Let us now proceed to the implementation of SSBI. In order to address the challenges mentioned above, we suggest considering the following five golden rules:

1.      Interdisciplinarity: Real benefit from data comes only from putting use cases and user needs at the center of consideration. It is therefore crucial that BI projects follow an interdisciplinary approach and include representatives from all user areas.

2.      Agility: While in the classic BI world a traditional, simple project approach based on the plan-build-run scheme was common, today it is more important than ever to be able to act quickly. In this context, the use of agile methods is proving effective. After the interdisciplinary collection of use cases, an iterative process starts to prioritize them and to roll them out successively. The most important application areas are thus quickly productive. In addition, it is important to test and to optimize reports based on an agile technological setup in a productive environment.

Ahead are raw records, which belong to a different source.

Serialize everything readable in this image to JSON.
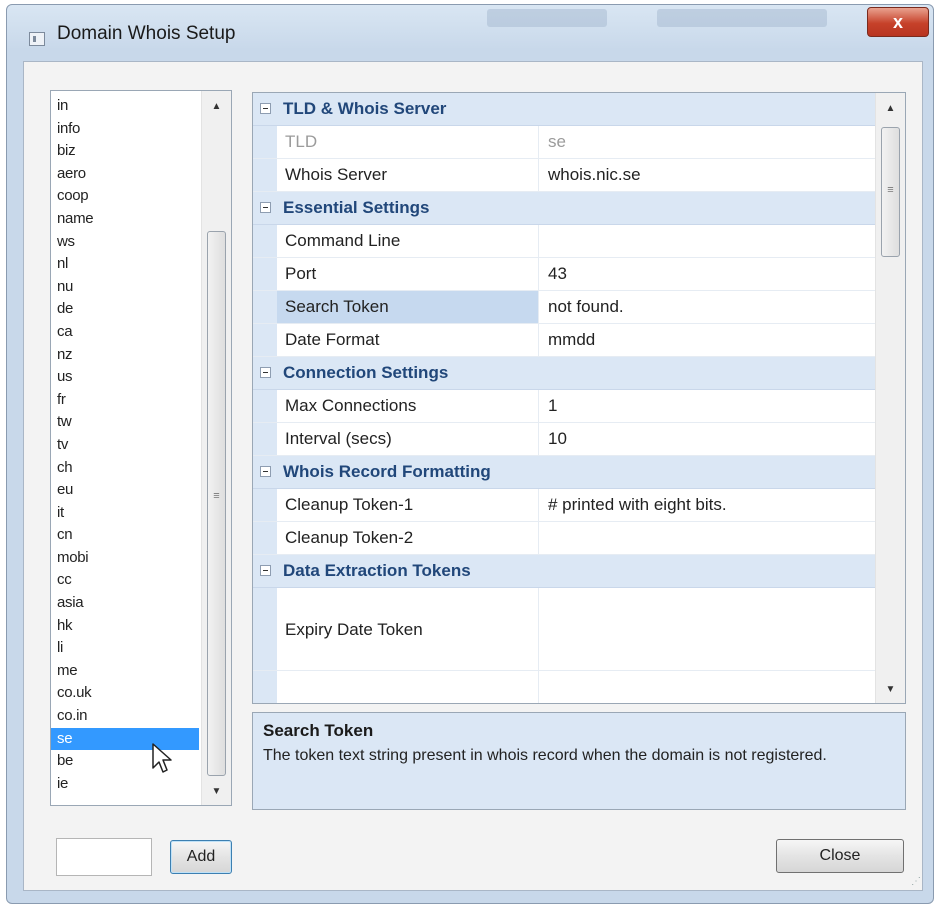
{
  "window": {
    "title": "Domain Whois Setup",
    "close_glyph": "x",
    "title_icon": "app-window-icon"
  },
  "tld_list": {
    "items": [
      "in",
      "info",
      "biz",
      "aero",
      "coop",
      "name",
      "ws",
      "nl",
      "nu",
      "de",
      "ca",
      "nz",
      "us",
      "fr",
      "tw",
      "tv",
      "ch",
      "eu",
      "it",
      "cn",
      "mobi",
      "cc",
      "asia",
      "hk",
      "li",
      "me",
      "co.uk",
      "co.in",
      "se",
      "be",
      "ie"
    ],
    "selected": "se"
  },
  "property_grid": {
    "selected_property": "Search Token",
    "categories": [
      {
        "label": "TLD & Whois Server",
        "props": [
          {
            "name": "TLD",
            "value": "se",
            "dim": true
          },
          {
            "name": "Whois Server",
            "value": "whois.nic.se"
          }
        ]
      },
      {
        "label": "Essential Settings",
        "props": [
          {
            "name": "Command Line",
            "value": ""
          },
          {
            "name": "Port",
            "value": "43"
          },
          {
            "name": "Search Token",
            "value": "not found."
          },
          {
            "name": "Date Format",
            "value": "mmdd"
          }
        ]
      },
      {
        "label": "Connection Settings",
        "props": [
          {
            "name": "Max Connections",
            "value": "1"
          },
          {
            "name": "Interval (secs)",
            "value": "10"
          }
        ]
      },
      {
        "label": "Whois Record Formatting",
        "props": [
          {
            "name": "Cleanup Token-1",
            "value": "# printed with eight bits."
          },
          {
            "name": "Cleanup Token-2",
            "value": ""
          }
        ]
      },
      {
        "label": "Data Extraction Tokens",
        "props": [
          {
            "name": "Expiry Date Token",
            "value": "",
            "tall": true
          },
          {
            "name": "",
            "value": ""
          }
        ]
      }
    ]
  },
  "help": {
    "title": "Search Token",
    "description": "The token text string present in whois record when the domain is not registered."
  },
  "bottom": {
    "add_label": "Add",
    "close_label": "Close",
    "new_tld_value": ""
  },
  "colors": {
    "selection": "#3399ff",
    "category_bg": "#dbe7f5",
    "category_text": "#21477a",
    "window_frame": "#c8d8ea",
    "close_button": "#c6412a"
  }
}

This ensures a sustainable, value-adding solution. To establish a data-driven work culture, not only the participation of all subsequent user groups in the requirements analysis is important. Individual users must be included in the overall process, and goals as well as benefits must be clear: Why is data-driven work important? Where do we expect benefits for our company? How does working with data help you personally? The entire change management process needs a dedicated person in charge. This person should pursue the goal of designing and establishing new work processes together with users and anchor the data-driven mindset culturally within the organization.

3.      Organization: With SSBI, data governance is still highly relevant. More than that, if a company does not consider governance when implementing self-service, anarchy will probably result. SSBI is therefore always a question of organization. There are four organizational principles that SSBI should build on:

  • Easy access to data for reporting and analysis

  • User-friendly BI and analysis tools

  • Simple and adaptable surfaces of the tools

  • Data warehouse technologies that are easy to deploy (e.g. cloud-based systems)

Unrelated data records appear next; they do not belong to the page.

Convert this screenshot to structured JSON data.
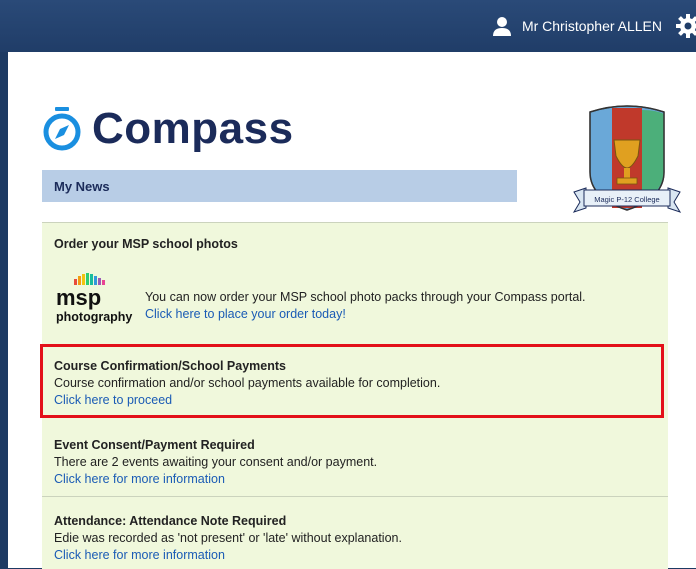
{
  "header": {
    "user_name": "Mr Christopher ALLEN"
  },
  "logo": {
    "text": "Compass"
  },
  "crest": {
    "label": "Magic P-12 College"
  },
  "news": {
    "heading": "My News",
    "items": [
      {
        "title": "Order your MSP school photos",
        "desc": "You can now order your MSP school photo packs through your Compass portal.",
        "link": "Click here to place your order today!"
      },
      {
        "title": "Course Confirmation/School Payments",
        "desc": "Course confirmation and/or school payments available for completion.",
        "link": "Click here to proceed"
      },
      {
        "title": "Event Consent/Payment Required",
        "desc": "There are 2 events awaiting your consent and/or payment.",
        "link": "Click here for more information"
      },
      {
        "title": "Attendance: Attendance Note Required",
        "desc": "Edie was recorded as 'not present' or 'late' without explanation.",
        "link": "Click here for more information"
      }
    ]
  },
  "msp_logo": {
    "brand": "msp",
    "sub": "photography"
  },
  "colors": {
    "highlight": "#e3101a",
    "accent": "#1a8fe0",
    "link": "#1a5bb5"
  }
}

4.      Concept: Data collection and integration is of course essential for any form of BI, no matter how modern or traditional. However, two further fundamental factors must also be taken into account: the concrete definition of the data model such as key figures, dimensions and the logics that systematically link them together, and ensuring long-term scalability. Due to the ever-increasing volume of data and in order to avoid a subsequent cost explosion, attention must be paid at an early stage to infrastructure, database technologies and query methods that are scalable in the long term.

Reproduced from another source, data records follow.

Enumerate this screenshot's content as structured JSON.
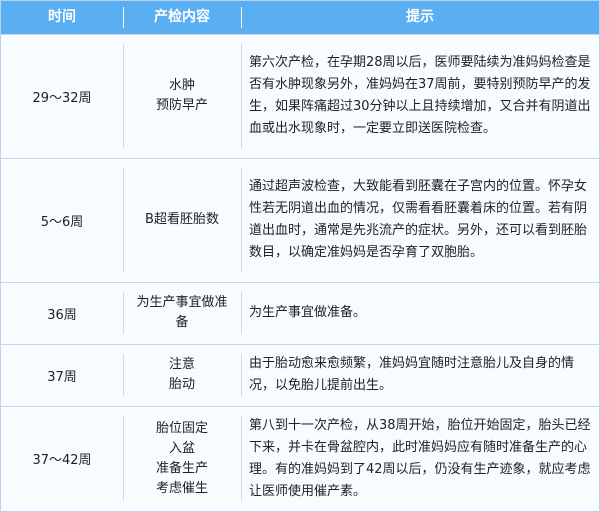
{
  "headers": [
    "时间",
    "产检内容",
    "提示"
  ],
  "rows": [
    {
      "time": "29～32周",
      "content": [
        "水肿",
        "预防早产"
      ],
      "tip": "第六次产检，在孕期28周以后，医师要陆续为准妈妈检查是否有水肿现象另外，准妈妈在37周前，要特别预防早产的发生，如果阵痛超过30分钟以上且持续增加，又合并有阴道出血或出水现象时，一定要立即送医院检查。"
    },
    {
      "time": "5～6周",
      "content": [
        "B超看胚胎数"
      ],
      "tip": "通过超声波检查，大致能看到胚囊在子宫内的位置。怀孕女性若无阴道出血的情况，仅需看看胚囊着床的位置。若有阴道出血时，通常是先兆流产的症状。另外，还可以看到胚胎数目，以确定准妈妈是否孕育了双胞胎。"
    },
    {
      "time": "36周",
      "content": [
        "为生产事宜做准",
        "备"
      ],
      "tip": "为生产事宜做准备。"
    },
    {
      "time": "37周",
      "content": [
        "注意",
        "胎动"
      ],
      "tip": "由于胎动愈来愈频繁，准妈妈宜随时注意胎儿及自身的情况，以免胎儿提前出生。"
    },
    {
      "time": "37～42周",
      "content": [
        "胎位固定",
        "入盆",
        "准备生产",
        "考虑催生"
      ],
      "tip": "第八到十一次产检，从38周开始，胎位开始固定，胎头已经下来，并卡在骨盆腔内，此时准妈妈应有随时准备生产的心理。有的准妈妈到了42周以后，仍没有生产迹象，就应考虑让医师使用催产素。"
    }
  ]
}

5.      Comfort: Today, SSBI must be more than a system from which data scientists and analysts extract data for business stakeholders upon request. The requirements are too diverse and operational, and the required speed to provide information is too high. It is therefore crucial that all stakeholder groups can access the data and data tools relevant to them in a self-service manner. Furthermore, real value creation from data can only succeed if working with data becomes a natural part of the daily work processes of all users. Simple handling is therefore a prerequisite for enabling true self-service. In addition, proactivity and automation are other important keywords: If users have to compile information themselves through complex analyses, they may quickly throw good intentions overboard.